The TCS—including the regional office in Toronto—has helped the company not only in Chicago but also in San Diego, Minneapolis, and Washington, Glass notes. It also received assistance from the province of Ontario at several trade shows, where introductions were made to trade commissioners. “As a group, we have been able to provide guidance on the U.S. market approach, advice on how to make a pitch to potential contacts or investors and facilitate introductions to local contacts in our respective territories,” says Glass.

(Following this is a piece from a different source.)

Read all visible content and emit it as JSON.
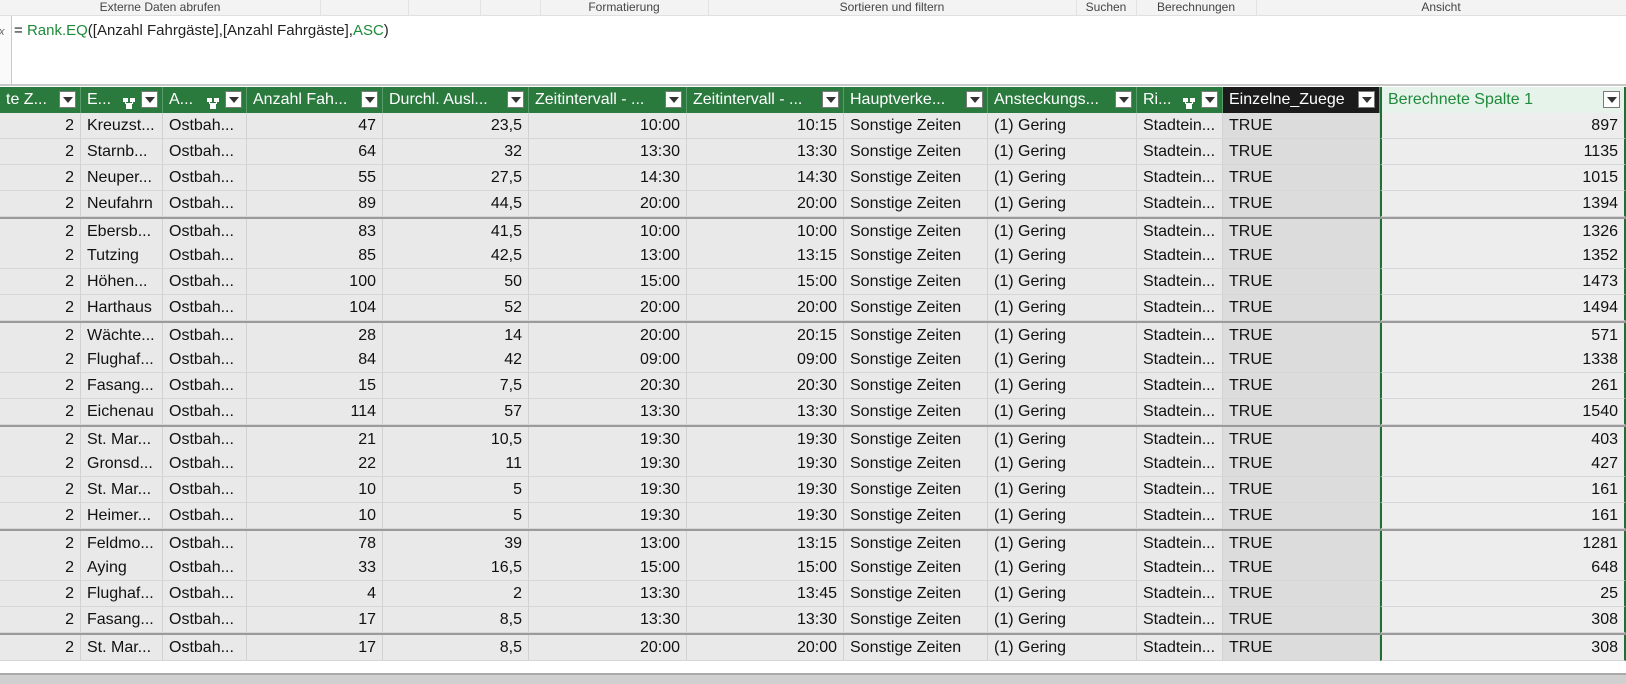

Milner says the TCS has been “tremendously helpful” for BrainFx. “We’ve connected to trade commissioners from California to D.C. to Boston, New York and Chicago,” she says. “Any time we go to a U.S. conference or meeting, I contact the TCS and ask, ‘Who are you chatting with, and how might this be applicable to what we’re doing?’”
She suggests that developing relationships with the network of trade commissioners is “absolutely helpful,” because they know the field, their community and “who would be the best fit for you to spend time and effort on,” she says. “It’s so much easier to go from a warm introduction than a cold call—it’s really about making the connections, then it’s up to the company to take it from there.”
BrainFx is being used at several additional investigational sites in the U.S., Milner says. The next steps for the company include studying the use of the assessment tool in additional contexts, such as to determine the impact on brain function of changes in mental and emotional health.